L’éditorialiste prévient qu’avec ces « professionnels de la contestation des pouvoirs, il y aura de la violence, et de la violence grave parce qu’en face il faut réussir à mobiliser une force policière apte quantitativement et qualitativement à dégager un terrain pareil ». Une force militaire serait plus appropriée. « On est plus proche d’un guérilla type Vietnam des pauvres que de la simple répression d’une manifestation. » Notre-Dame-des-Landes, un nouveau Vietnam ? « A un moment donné, il faut que la force légitime entre en action. » Qu’on les bombarde au napalm ! « Il faut refuser l'installation d'une contre-société utopique même si elle peut avoir des côtés sympathiques. » Et hilarants.
« Il y a des moments où il faut prendre des décisions dans la vie politique et faire respecter un certain nombre de choses, appuie Yves Calvi sur Canal+. Parce que sinon on rentre dans une société totalement chaotique. » C’est la chienlit hérissée d’anarchie. « Il y a quand même un affront à l’Etat français et à sa capacité de maintien de l'ordre qui est objectif. » Et même un affront à Yves Calvi, si j’en juge pas sa ferveur répressive. « On parle pas de tous les riverains qui ne peuvent pas rentrer dans leur propriété, qui sont inquiétés, ennuyés », se désole-t-il.
Arnaud Gossement, l’avocat spécialiste du droit de l’environnement, préconise sur le plateau de C dans l’air de « négocier des rétrocessions de terres vers des nouveaux propriétaires terriens ». « Si certains veulent devenir des exploitants agricoles légaux, ayant une propriété qu'ils ont acheté et payant des impôts, très bien », convient Christophe Barbier.
« C’est ce qui s'est passé au Larzac, rappelle l’historien Jean Garrigues. Beaucoup d'anciens révoltés des années 70 sont devenus d’honnêtes agriculteurs. » « C’est la manière la plus intelligente de fragmenter une contre-société, assure Arnaud Gossement. Vous réintroduisez de la propriété avec de nouveaux agriculteurs qui en général y sont attachés… » Je comprends mieux pourquoi les zadistes paraissent à la fois si risibles et dangereux aux yeux des experts : ils menacent le droit le plus sacré de notre Etat de droit, la propriété privée.

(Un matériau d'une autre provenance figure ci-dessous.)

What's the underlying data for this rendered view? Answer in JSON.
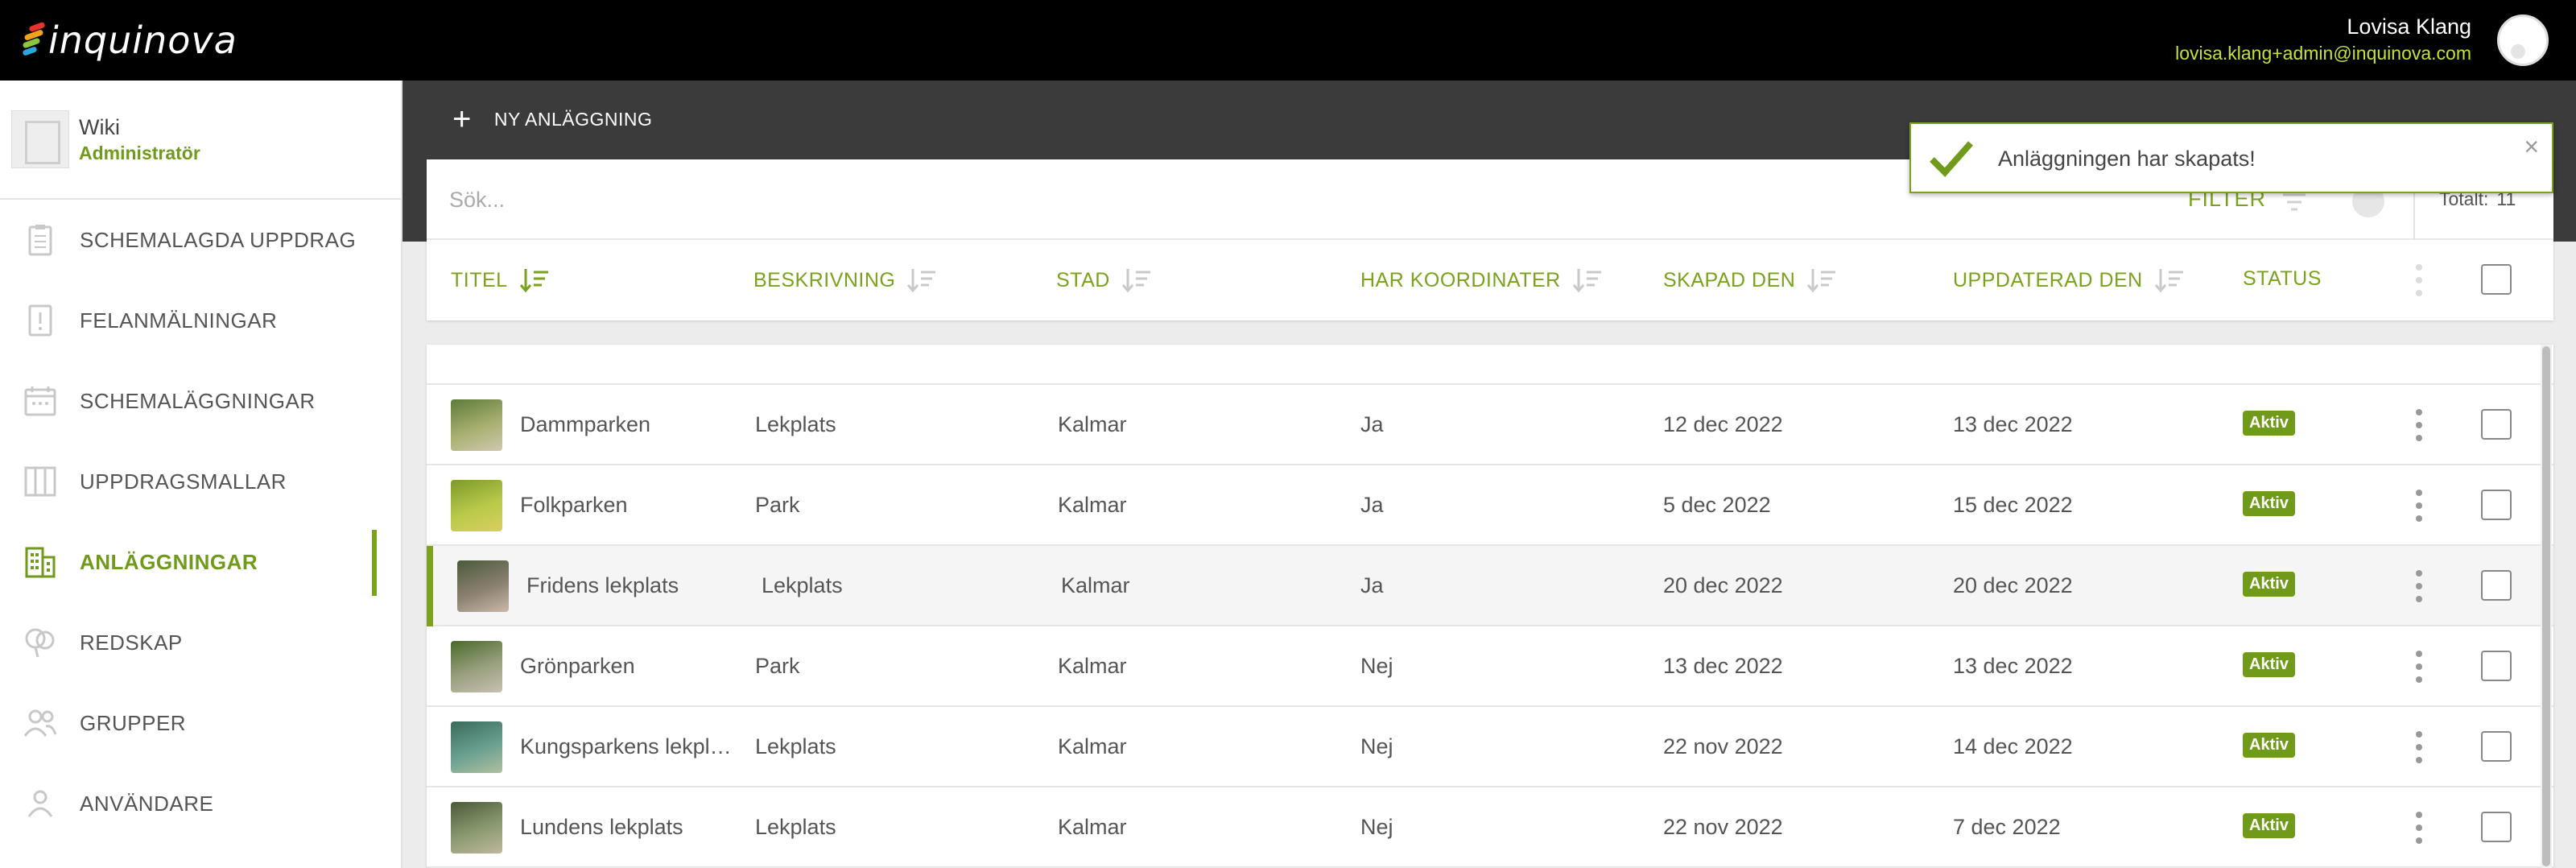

Après trois quarts d’heure de débat, Caroline Roux propose : « Un mot quand même sur l’écologie, l’environnement… » Ah non ! Ce n’est pas le moment ! Alors que la République est en danger, menacée par la sécession du Vietnam des pauvres ? Christophe Barbier recommande d’abandonner le projet de Notre-Dame-des-Landes. Non pour des raisons écologiques, puisque ce n’est pas le sujet, mais pour « délégitimer les occupants de la ZAD ». Il rejette aussi l’extension de l’aéroport actuel et prône « une troisième solution pour sortir de cette situation par le haut » : la construction d’un nouvel aéroport dans un troisième lieu. Pourquoi pas à Bure ? Les déchets nucléaires étant enfouis en profondeur, rien n’empêche de faire atterrir des avions en surface. Et puis il y a là-bas une ZAD toute prête à être évacuée.
« Je ne peux pas vous dire la décision que prendra le président, prévient Christophe Jakubuszyn sur TF1. Mais les deux médiateurs aujourd'hui ont quand même souligné que le projet le plus écologique n'est pas forcément celui que l'on croit. » Comment ça ? Tous les commentateurs s'accordent pour dire que le rapport réhabilite l’hypothèse d'une extension de l’aéroport actuel… « Pour le dire plus clairement, agrandir l'aéroport existant a plus de conséquences négatives sur l’environnement qu’en construire un nouveau. » Ah bon ? L’éditorialiste de TF1 est bien le seul à faire cette interprétation du rapport ! Faut-il y voir l’expression d’une solidarité en béton entre Vinci, promoteur de Notre-Dame-des-Landes, et Bouygues, propriétaire de la chaîne ?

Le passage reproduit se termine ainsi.